As of the time of the Aug. 7 meeting, Kubovchik said there were a little more than 210 responses
to the survey, which will remain open at Fernley.woodpolls.com until at least the end of next
week.
“The next step is we’ll take all the feedback we got in the survey, we’ll summarize it, sift through
it all, and all these little comments that people mark on here — those all get documented,”
Kubovchik said. “And then we add that to analysis that we’re doing of existing problems, safety
and traffic and those things, and then start identifying our long list of issues that we need to
address and start developing solutions for them.”
The Fernley Corridor Action Plan is studying three of the main traffic corridors in the city —
Main Street from Exit 46 to Exit 48, including the roundabout; Farm District Road from the
roundabout to the intersection of U.S. 50A; and U.S. 95A from Main Street to Royal Oaks Drive.
Kubovchik said after the feedback is presented, the next step is to come back to the public with
an initial set of alternatives for each of the corridors in the study. That could include everything
from speed limits to traffic signals.
“It’s mostly going to focus on infrastructure projects that could then get programmed, and then
try to seek funding based on a prioritized list,” he said. “So, if it’s as simple as maybe changing
some phasing at a signal or speed limits, we identify those early actions too.”
Aside from the fact that the roundabout exists at all, Kubovchik said queuing is the biggest issue
the survey has revealed.
“One of the issues you have here is you have a lot of left turns,” he said. “Anytime you have a
vehicle make a left turn through a roundabout, it increases the saturation of that roundabout.”
Fernley Senior Planner Alisa Johansson said the most specific problem with the roundabout is
north-south traffic not allowing east-west traffic to get through.
“The way the roundabout was designed, the number of lanes and also we believe potentially the
radius could contribute to certain lanes of traffic not naturally having gaps in it, which would
allow the other vehicles to enter the roundabout,” she said. “One of the things I’ve observed is
that if you are going north-south, there could sometimes be an unbroken line of cars that goes
through that doesn’t allow the east-west folks to break into that line.”
Kubovchik said they have taken extensive drone footage of traffic in the roundabout and are
studying it to identify causes for the problems.
“Roundabouts are very unique. They work very well when they work very well — way better
than the signals,” he said. “But when they don’t, they’re a little bit harder to figure out what these
issues are.”
One problem, Kubovchik said, is that it seems like Fernley has grown faster than the roundabout
was designed for.
Johansson said that’s a problem every municipality faces.
“You’re planning for the future, but the future is changing as you’re trying to plan for it because
growth and change is happening in real time,” she said. “If you really want to effectively manage
growth in a community, you have to take the time to do those planning efforts first. And because
those planning efforts take time, you’re inherently always just a little bit behind the eight ball,
and particularly with roadway infrastructures, because we are a car-dependent culture.”

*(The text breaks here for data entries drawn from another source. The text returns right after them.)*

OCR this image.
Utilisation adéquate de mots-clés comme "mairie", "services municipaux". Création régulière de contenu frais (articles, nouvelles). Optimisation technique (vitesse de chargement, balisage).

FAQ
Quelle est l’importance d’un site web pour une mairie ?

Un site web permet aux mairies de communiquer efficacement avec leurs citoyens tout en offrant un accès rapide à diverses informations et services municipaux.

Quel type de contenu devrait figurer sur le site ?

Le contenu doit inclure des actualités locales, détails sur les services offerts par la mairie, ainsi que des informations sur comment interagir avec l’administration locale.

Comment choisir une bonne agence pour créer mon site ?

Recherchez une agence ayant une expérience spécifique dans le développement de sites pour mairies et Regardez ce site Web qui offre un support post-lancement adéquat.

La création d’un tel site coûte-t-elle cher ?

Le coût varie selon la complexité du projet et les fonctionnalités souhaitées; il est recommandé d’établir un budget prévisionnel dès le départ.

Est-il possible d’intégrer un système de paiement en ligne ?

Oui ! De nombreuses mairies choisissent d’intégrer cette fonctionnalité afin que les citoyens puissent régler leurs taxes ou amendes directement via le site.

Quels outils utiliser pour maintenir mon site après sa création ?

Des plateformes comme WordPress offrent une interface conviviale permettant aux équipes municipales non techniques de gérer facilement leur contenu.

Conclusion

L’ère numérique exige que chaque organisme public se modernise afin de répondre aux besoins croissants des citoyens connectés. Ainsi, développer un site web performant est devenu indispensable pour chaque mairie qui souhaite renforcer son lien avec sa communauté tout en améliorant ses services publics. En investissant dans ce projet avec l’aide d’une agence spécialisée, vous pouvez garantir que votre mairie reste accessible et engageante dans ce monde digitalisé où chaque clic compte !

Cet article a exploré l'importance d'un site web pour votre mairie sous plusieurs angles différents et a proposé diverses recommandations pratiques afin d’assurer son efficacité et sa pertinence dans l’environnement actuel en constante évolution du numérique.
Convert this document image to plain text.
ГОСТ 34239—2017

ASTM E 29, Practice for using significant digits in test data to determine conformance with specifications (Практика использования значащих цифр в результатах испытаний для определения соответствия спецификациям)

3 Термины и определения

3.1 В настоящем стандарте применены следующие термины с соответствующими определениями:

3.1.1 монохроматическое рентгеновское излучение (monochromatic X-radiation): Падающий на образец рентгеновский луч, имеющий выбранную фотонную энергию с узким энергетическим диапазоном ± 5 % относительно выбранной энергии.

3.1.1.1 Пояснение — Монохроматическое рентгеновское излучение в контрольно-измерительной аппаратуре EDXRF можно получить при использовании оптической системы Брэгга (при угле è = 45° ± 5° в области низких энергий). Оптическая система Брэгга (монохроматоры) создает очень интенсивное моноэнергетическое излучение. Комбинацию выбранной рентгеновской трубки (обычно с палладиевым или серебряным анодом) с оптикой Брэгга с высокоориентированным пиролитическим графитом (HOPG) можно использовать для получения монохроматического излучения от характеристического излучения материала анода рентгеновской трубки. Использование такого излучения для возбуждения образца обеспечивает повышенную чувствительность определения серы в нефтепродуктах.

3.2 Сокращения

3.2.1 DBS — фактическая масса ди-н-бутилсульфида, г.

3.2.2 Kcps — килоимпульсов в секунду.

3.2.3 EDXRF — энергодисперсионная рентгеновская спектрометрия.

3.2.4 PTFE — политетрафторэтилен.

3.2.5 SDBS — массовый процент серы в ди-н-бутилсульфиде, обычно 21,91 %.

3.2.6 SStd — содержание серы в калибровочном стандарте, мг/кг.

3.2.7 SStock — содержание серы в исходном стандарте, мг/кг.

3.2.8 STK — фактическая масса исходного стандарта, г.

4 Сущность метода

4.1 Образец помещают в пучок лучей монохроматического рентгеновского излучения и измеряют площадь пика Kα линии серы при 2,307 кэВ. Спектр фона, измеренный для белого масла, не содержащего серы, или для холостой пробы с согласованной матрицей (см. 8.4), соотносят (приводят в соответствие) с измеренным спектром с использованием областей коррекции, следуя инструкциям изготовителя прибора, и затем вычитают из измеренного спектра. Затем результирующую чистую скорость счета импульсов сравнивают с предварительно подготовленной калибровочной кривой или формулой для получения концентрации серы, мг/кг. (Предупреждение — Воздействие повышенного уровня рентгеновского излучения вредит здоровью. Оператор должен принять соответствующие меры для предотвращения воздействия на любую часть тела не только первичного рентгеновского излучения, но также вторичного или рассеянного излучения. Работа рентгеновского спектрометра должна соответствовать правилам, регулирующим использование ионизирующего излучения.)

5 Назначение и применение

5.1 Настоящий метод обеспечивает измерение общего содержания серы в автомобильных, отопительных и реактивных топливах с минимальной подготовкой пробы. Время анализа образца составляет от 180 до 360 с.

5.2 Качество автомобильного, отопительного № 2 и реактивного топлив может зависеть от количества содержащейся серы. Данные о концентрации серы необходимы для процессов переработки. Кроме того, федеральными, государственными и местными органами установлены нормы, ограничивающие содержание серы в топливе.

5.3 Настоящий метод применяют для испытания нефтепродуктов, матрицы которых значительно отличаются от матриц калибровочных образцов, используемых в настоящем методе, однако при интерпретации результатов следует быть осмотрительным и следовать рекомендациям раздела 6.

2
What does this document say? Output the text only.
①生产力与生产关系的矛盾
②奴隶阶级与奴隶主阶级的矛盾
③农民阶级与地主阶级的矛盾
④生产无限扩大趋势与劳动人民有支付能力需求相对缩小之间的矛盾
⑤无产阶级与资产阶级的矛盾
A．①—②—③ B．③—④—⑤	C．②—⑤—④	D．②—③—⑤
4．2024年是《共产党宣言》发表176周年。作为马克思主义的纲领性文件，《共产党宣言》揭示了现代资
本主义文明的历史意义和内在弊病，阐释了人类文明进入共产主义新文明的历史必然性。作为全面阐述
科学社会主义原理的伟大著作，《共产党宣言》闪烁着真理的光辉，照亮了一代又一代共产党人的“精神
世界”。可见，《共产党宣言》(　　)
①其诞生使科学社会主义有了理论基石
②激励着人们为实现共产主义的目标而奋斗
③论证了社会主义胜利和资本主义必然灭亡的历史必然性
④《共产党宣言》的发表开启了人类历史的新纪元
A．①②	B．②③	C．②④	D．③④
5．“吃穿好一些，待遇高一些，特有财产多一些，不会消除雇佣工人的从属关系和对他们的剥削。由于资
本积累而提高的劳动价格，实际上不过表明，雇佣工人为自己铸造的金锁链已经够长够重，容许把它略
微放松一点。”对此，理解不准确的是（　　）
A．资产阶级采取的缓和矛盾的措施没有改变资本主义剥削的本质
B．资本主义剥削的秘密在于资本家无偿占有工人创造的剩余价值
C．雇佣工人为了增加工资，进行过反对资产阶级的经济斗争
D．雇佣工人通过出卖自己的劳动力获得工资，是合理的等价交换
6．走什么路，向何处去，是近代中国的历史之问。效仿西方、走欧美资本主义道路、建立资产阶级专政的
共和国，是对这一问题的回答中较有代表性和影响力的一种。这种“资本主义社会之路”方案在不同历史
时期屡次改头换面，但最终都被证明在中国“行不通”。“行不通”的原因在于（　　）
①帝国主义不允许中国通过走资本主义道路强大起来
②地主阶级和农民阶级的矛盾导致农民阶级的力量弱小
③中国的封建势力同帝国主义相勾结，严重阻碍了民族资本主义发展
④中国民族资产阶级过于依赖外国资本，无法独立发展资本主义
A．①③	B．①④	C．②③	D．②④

As the study progresses into determining solutions for the problems that are identified,
Kubovchik said those potential solutions will be based on future land uses, future densities,
population and future roadway connections.
“We’ll look at what would it take today, based on existing conditions, to make the roundabout
operate better, and then we’ll look in the future and identify what it would take in the future,
estimating 2050 volumes,” he said. “And if it just can’t in the future, well, then they need to
build a better mousetrap, and we’ll help identify what that mousetrap looks like.”
Kubovchik said the overall study schedule is 15 months and began about two months ago.
“But the city’s very focused on getting this done quickly so they can start pursuing solutions, so
we’re going to see what we can do to compress that schedule,” he said.